Over the past two years, Congress has appropriated more than $370 billion in pandemic-fighting assets to the federal Department of Health and Human Services. Most of that money has gone to health care providers; less than half, about $140 billion, was for testing, therapies and vaccines.
The government spending chart, obtained by The New York Times, shows that all the money has been spent or has already been discussed. (That includes spending from the Trump administration.) The Biden administration had initially asked Congress for $22.5 billion in additional pandemic aid, including $12 billion to purchase treatments and vaccines and $4.25 billion to support the global pandemic response; Congress reduced the request to $15.6 billion.

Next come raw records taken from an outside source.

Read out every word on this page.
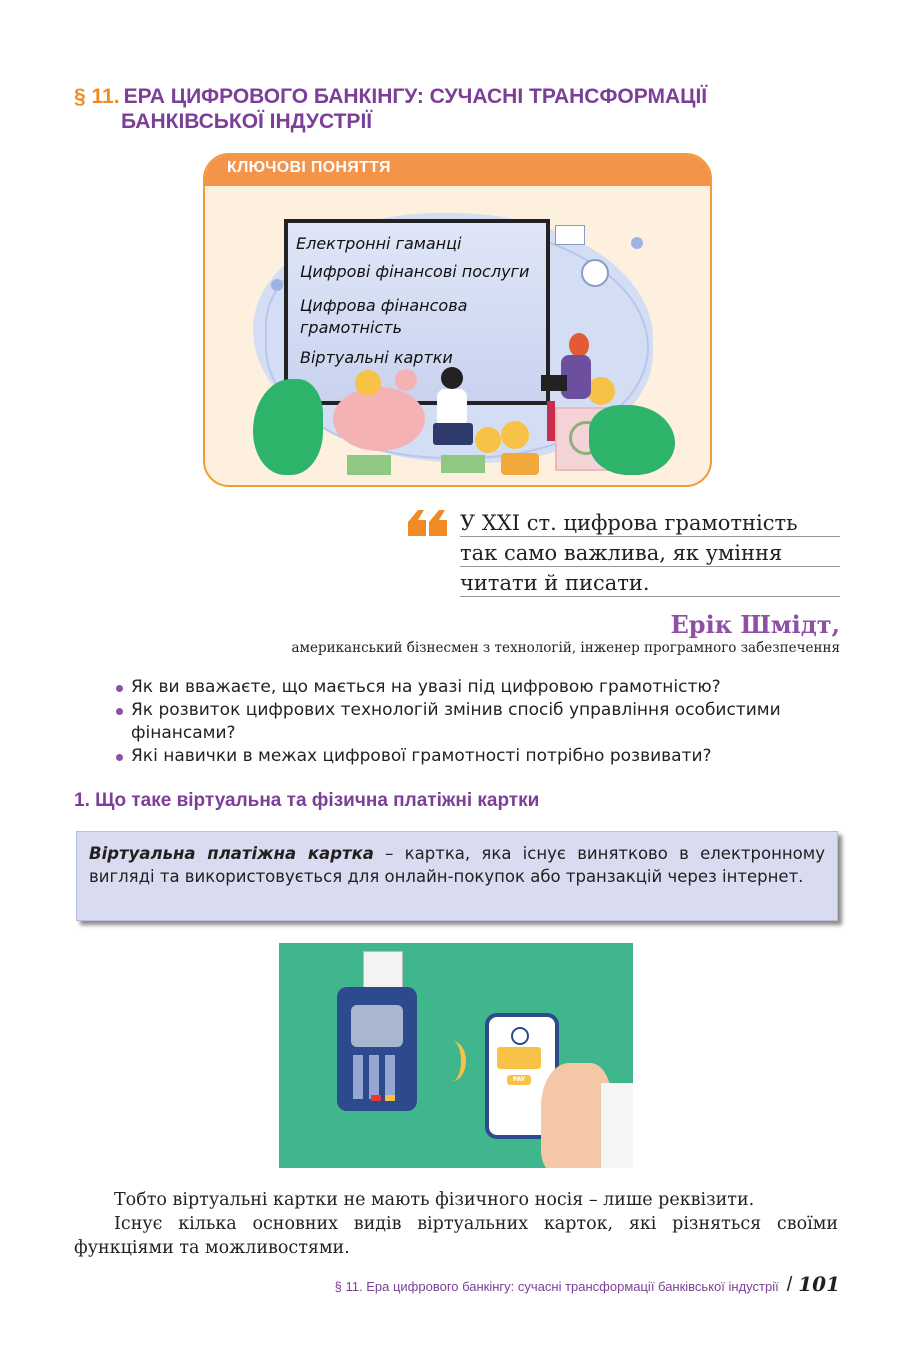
§ 11. ЕРА ЦИФРОВОГО БАНКІНГУ: СУЧАСНІ ТРАНСФОРМАЦІЇ
БАНКІВСЬКОЇ ІНДУСТРІЇ
КЛЮЧОВІ ПОНЯТТЯ
Електронні гаманці
Цифрові фінансові послуги
Цифрова фінансова
грамотність
Віртуальні картки
У XXI ст. цифрова грамотність
так само важлива, як уміння
читати й писати.
Ерік Шмідт,
американський бізнесмен з технологій, інженер програмного забезпечення
Як ви вважаєте, що мається на увазі під цифровою грамотністю?
Як розвиток цифрових технологій змінив спосіб управління особистими фінансами?
Які навички в межах цифрової грамотності потрібно розвивати?
1. Що таке віртуальна та фізична платіжні картки
Віртуальна платіжна картка – картка, яка існує винятково в електронному вигляді та використовується для онлайн-покупок або транзакцій через інтернет.
PAY

Тобто віртуальні картки не мають фізичного носія – лише реквізити.

Існує кілька основних видів віртуальних карток, які різняться своїми функціями та можливостями.

§ 11. Ера цифрового банкінгу: сучасні трансформації банківської індустрії / 101
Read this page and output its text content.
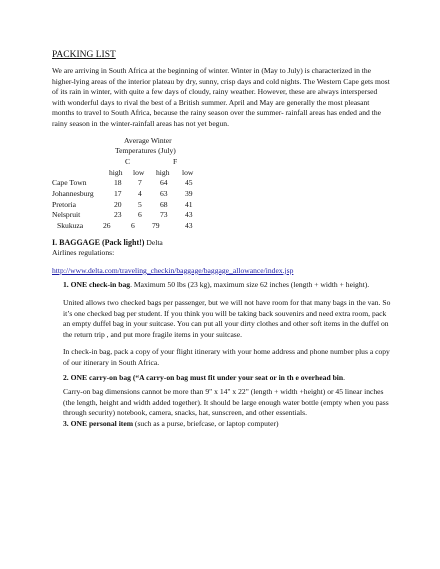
PACKING LIST

We are arriving in South Africa at the beginning of winter. Winter in (May to July) is characterized in the higher-lying areas of the interior plateau by dry, sunny, crisp days and cold nights. The Western Cape gets most of its rain in winter, with quite a few days of cloudy, rainy weather. However, these are always interspersed with wonderful days to rival the best of a British summer. April and May are generally the most pleasant months to travel to South Africa, because the rainy season over the summer- rainfall areas has ended and the rainy season in the winter-rainfall areas has not yet begun.

Average Winter
Temperatures (July)
C	F
high low high low
Cape Town	18 7 64 45
Johannesburg	17 4 63 39
Pretoria	20 5 68 41
Nelspruit	23 6 73 43
Skukuza	26	6 79	43
I. BAGGAGE (Pack light!) Delta

Airlines regulations:

http://www.delta.com/traveling_checkin/baggage/baggage_allowance/index.jsp

1. ONE check-in bag. Maximum 50 lbs (23 kg), maximum size 62 inches (length + width + height).

United allows two checked bags per passenger, but we will not have room for that many bags in the van. So it’s one checked bag per student. If you think you will be taking back souvenirs and need extra room, pack an empty duffel bag in your suitcase. You can put all your dirty clothes and other soft items in the duffel on the return trip , and put more fragile items in your suitcase.

In check-in bag, pack a copy of your flight itinerary with your home address and phone number plus a copy of our itinerary in South Africa.

2. ONE carry-on bag (“A carry-on bag must fit under your seat or in th e overhead bin.

Carry-on bag dimensions cannot be more than 9" x 14" x 22" (length + width +height) or 45 linear inches (the length, height and width added together). It should be large enough water bottle (empty when you pass through security) notebook, camera, snacks, hat, sunscreen, and other essentials.

3. ONE personal item (such as a purse, briefcase, or laptop computer)
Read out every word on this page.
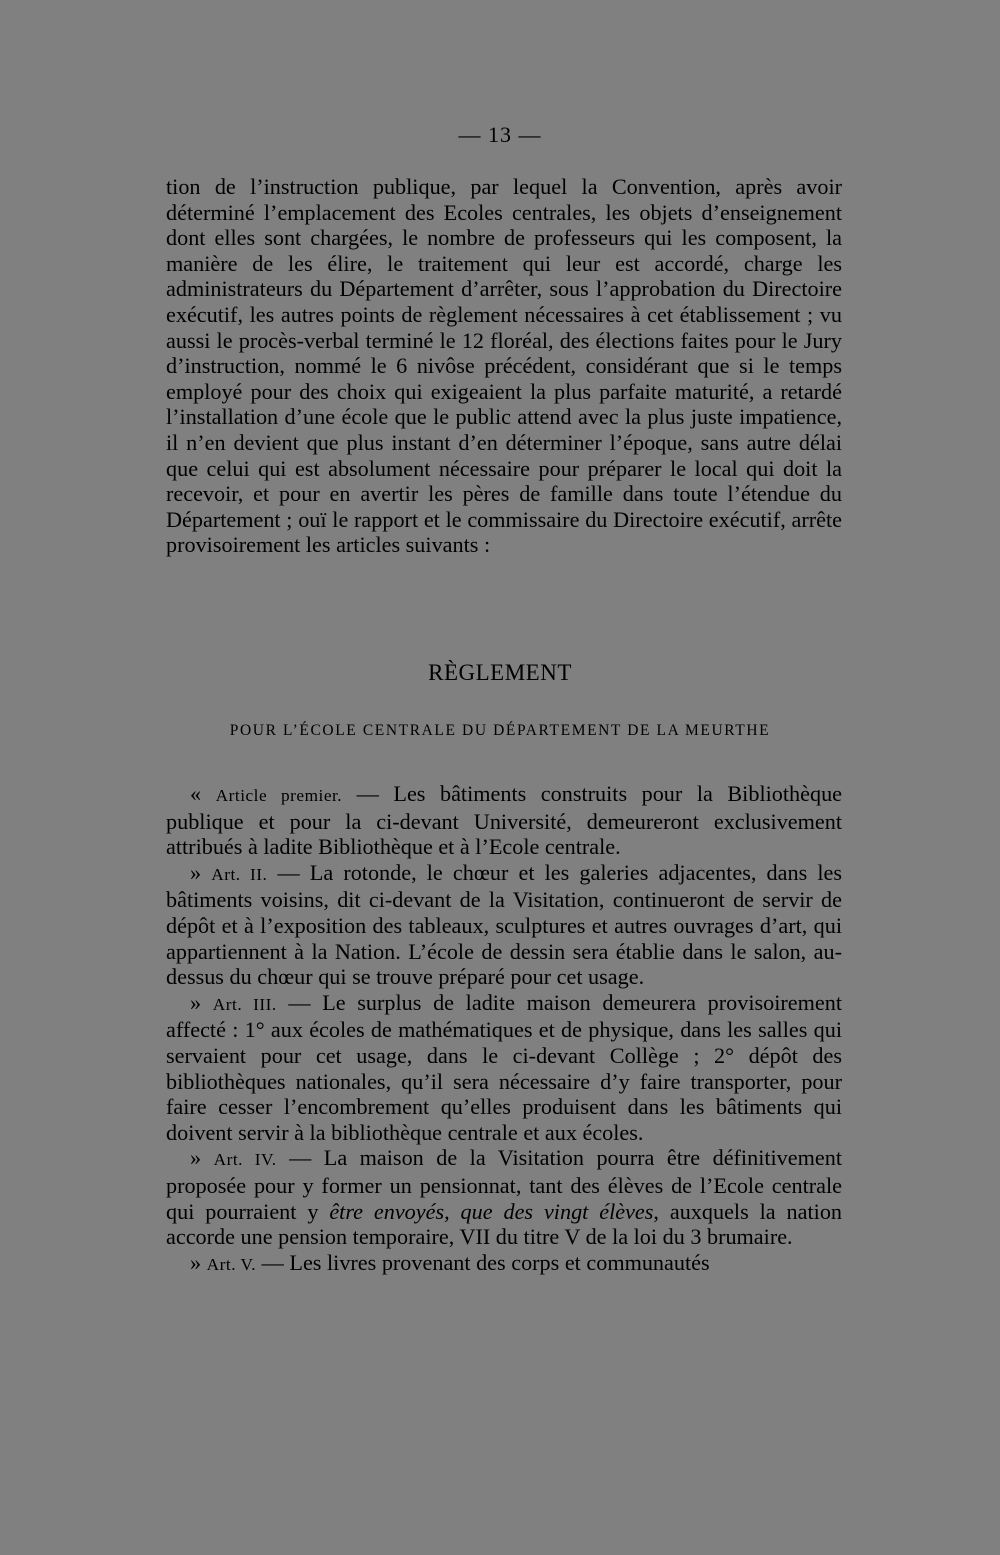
— 13 —

tion de l’instruction publique, par lequel la Convention, après avoir déterminé l’emplacement des Ecoles centrales, les objets d’enseignement dont elles sont chargées, le nombre de professeurs qui les composent, la manière de les élire, le traitement qui leur est accordé, charge les administrateurs du Département d’arrêter, sous l’approbation du Directoire exécutif, les autres points de règlement nécessaires à cet établissement ; vu aussi le procès-verbal terminé le 12 floréal, des élections faites pour le Jury d’instruction, nommé le 6 nivôse précédent, considérant que si le temps employé pour des choix qui exigeaient la plus parfaite maturité, a retardé l’installation d’une école que le public attend avec la plus juste impatience, il n’en devient que plus instant d’en déterminer l’époque, sans autre délai que celui qui est absolument nécessaire pour préparer le local qui doit la recevoir, et pour en avertir les pères de famille dans toute l’étendue du Département ; ouï le rapport et le commissaire du Directoire exécutif, arrête provisoirement les articles suivants :

RÈGLEMENT
POUR L’ÉCOLE CENTRALE DU DÉPARTEMENT DE LA MEURTHE

« Article premier. — Les bâtiments construits pour la Bibliothèque publique et pour la ci-devant Université, demeureront exclusivement attribués à ladite Bibliothèque et à l’Ecole centrale.

» Art. II. — La rotonde, le chœur et les galeries adjacentes, dans les bâtiments voisins, dit ci-devant de la Visitation, continueront de servir de dépôt et à l’exposition des tableaux, sculptures et autres ouvrages d’art, qui appartiennent à la Nation. L’école de dessin sera établie dans le salon, au-dessus du chœur qui se trouve préparé pour cet usage.

» Art. III. — Le surplus de ladite maison demeurera provisoirement affecté : 1° aux écoles de mathématiques et de physique, dans les salles qui servaient pour cet usage, dans le ci-devant Collège ; 2° dépôt des bibliothèques nationales, qu’il sera nécessaire d’y faire transporter, pour faire cesser l’encombrement qu’elles produisent dans les bâtiments qui doivent servir à la bibliothèque centrale et aux écoles.

» Art. IV. — La maison de la Visitation pourra être définitivement proposée pour y former un pensionnat, tant des élèves de l’Ecole centrale qui pourraient y être envoyés, que des vingt élèves, auxquels la nation accorde une pension temporaire, VII du titre V de la loi du 3 brumaire.

» Art. V. — Les livres provenant des corps et communautés
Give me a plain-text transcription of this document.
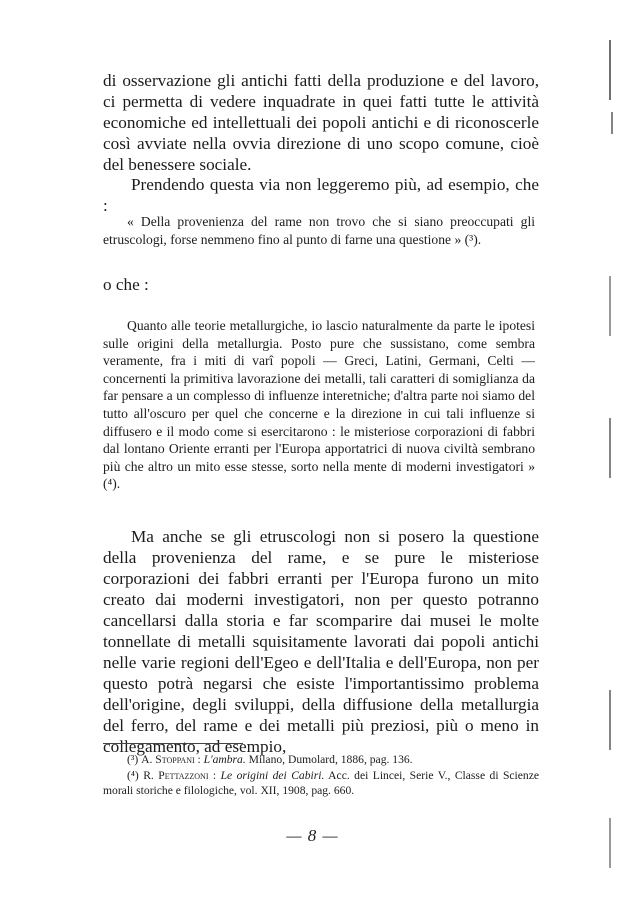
di osservazione gli antichi fatti della produzione e del lavoro, ci permetta di vedere inquadrate in quei fatti tutte le attività economiche ed intellettuali dei popoli antichi e di riconoscerle così avviate nella ovvia direzione di uno scopo comune, cioè del benessere sociale.

Prendendo questa via non leggeremo più, ad esempio, che :

« Della provenienza del rame non trovo che si siano preoccupati gli etruscologi, forse nemmeno fino al punto di farne una questione » (³).

o che :

Quanto alle teorie metallurgiche, io lascio naturalmente da parte le ipotesi sulle origini della metallurgia. Posto pure che sussistano, come sembra veramente, fra i miti di varî popoli — Greci, Latini, Germani, Celti — concernenti la primitiva lavorazione dei metalli, tali caratteri di somiglianza da far pensare a un complesso di influenze interetniche; d'altra parte noi siamo del tutto all'oscuro per quel che concerne e la direzione in cui tali influenze si diffusero e il modo come si esercitarono : le misteriose corporazioni di fabbri dal lontano Oriente erranti per l'Europa apportatrici di nuova civiltà sembrano più che altro un mito esse stesse, sorto nella mente di moderni investigatori » (⁴).

Ma anche se gli etruscologi non si posero la questione della provenienza del rame, e se pure le misteriose corporazioni dei fabbri erranti per l'Europa furono un mito creato dai moderni investigatori, non per questo potranno cancellarsi dalla storia e far scomparire dai musei le molte tonnellate di metalli squisitamente lavorati dai popoli antichi nelle varie regioni dell'Egeo e dell'Italia e dell'Europa, non per questo potrà negarsi che esiste l'importantissimo problema dell'origine, degli sviluppi, della diffusione della metallurgia del ferro, del rame e dei metalli più preziosi, più o meno in collegamento, ad esempio,

(³) A. Stoppani : L'ambra. Milano, Dumolard, 1886, pag. 136.

(⁴) R. Pettazzoni : Le origini dei Cabiri. Acc. dei Lincei, Serie V., Classe di Scienze morali storiche e filologiche, vol. XII, 1908, pag. 660.

— 8 —
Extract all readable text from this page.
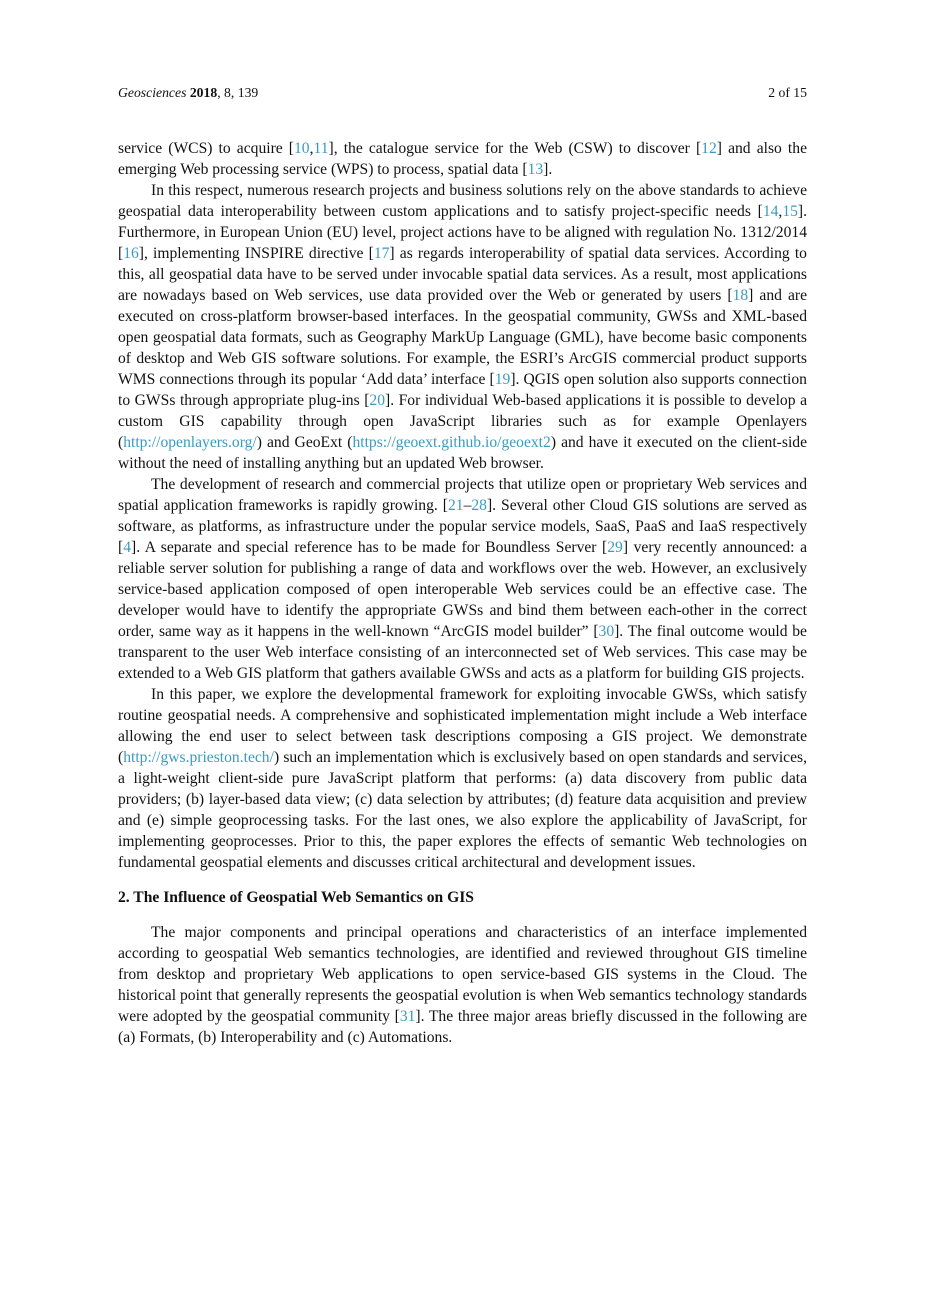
Geosciences 2018, 8, 139	2 of 15

service (WCS) to acquire [10,11], the catalogue service for the Web (CSW) to discover [12] and also the emerging Web processing service (WPS) to process, spatial data [13].

In this respect, numerous research projects and business solutions rely on the above standards to achieve geospatial data interoperability between custom applications and to satisfy project-specific needs [14,15]. Furthermore, in European Union (EU) level, project actions have to be aligned with regulation No. 1312/2014 [16], implementing INSPIRE directive [17] as regards interoperability of spatial data services. According to this, all geospatial data have to be served under invocable spatial data services. As a result, most applications are nowadays based on Web services, use data provided over the Web or generated by users [18] and are executed on cross-platform browser-based interfaces. In the geospatial community, GWSs and XML-based open geospatial data formats, such as Geography MarkUp Language (GML), have become basic components of desktop and Web GIS software solutions. For example, the ESRI’s ArcGIS commercial product supports WMS connections through its popular ‘Add data’ interface [19]. QGIS open solution also supports connection to GWSs through appropriate plug-ins [20]. For individual Web-based applications it is possible to develop a custom GIS capability through open JavaScript libraries such as for example Openlayers (http://openlayers.org/) and GeoExt (https://geoext.github.io/geoext2) and have it executed on the client-side without the need of installing anything but an updated Web browser.

The development of research and commercial projects that utilize open or proprietary Web services and spatial application frameworks is rapidly growing. [21–28]. Several other Cloud GIS solutions are served as software, as platforms, as infrastructure under the popular service models, SaaS, PaaS and IaaS respectively [4]. A separate and special reference has to be made for Boundless Server [29] very recently announced: a reliable server solution for publishing a range of data and workflows over the web. However, an exclusively service-based application composed of open interoperable Web services could be an effective case. The developer would have to identify the appropriate GWSs and bind them between each-other in the correct order, same way as it happens in the well-known “ArcGIS model builder” [30]. The final outcome would be transparent to the user Web interface consisting of an interconnected set of Web services. This case may be extended to a Web GIS platform that gathers available GWSs and acts as a platform for building GIS projects.

In this paper, we explore the developmental framework for exploiting invocable GWSs, which satisfy routine geospatial needs. A comprehensive and sophisticated implementation might include a Web interface allowing the end user to select between task descriptions composing a GIS project. We demonstrate (http://gws.prieston.tech/) such an implementation which is exclusively based on open standards and services, a light-weight client-side pure JavaScript platform that performs: (a) data discovery from public data providers; (b) layer-based data view; (c) data selection by attributes; (d) feature data acquisition and preview and (e) simple geoprocessing tasks. For the last ones, we also explore the applicability of JavaScript, for implementing geoprocesses. Prior to this, the paper explores the effects of semantic Web technologies on fundamental geospatial elements and discusses critical architectural and development issues.

2. The Influence of Geospatial Web Semantics on GIS

The major components and principal operations and characteristics of an interface implemented according to geospatial Web semantics technologies, are identified and reviewed throughout GIS timeline from desktop and proprietary Web applications to open service-based GIS systems in the Cloud. The historical point that generally represents the geospatial evolution is when Web semantics technology standards were adopted by the geospatial community [31]. The three major areas briefly discussed in the following are (a) Formats, (b) Interoperability and (c) Automations.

A White House spokesman Kevin Munoz warned on Wednesday that if Congress does not allocate more funds, there would be consequences beyond the loss of antibody treatments. He said testing capacity would decline in March and the fund that pays for Covid tests and treatments for tens of millions of uninsured Americans would run out of money by April.
“If we don’t take action now, it will have serious consequences for the American people,” Mr Munoz said.
What happens next is unclear. House Democrats, who switched at the last minute, dropped a plan to vote Wednesday night on a stand-alone bill to pass coronavirus relief, which would be partially offset by some unspent pandemic funds without the state and local support. to touch. Unless the bill is paid in full, it will likely face a dark future in the Senate, where it takes 10 Republican votes to pass most bills.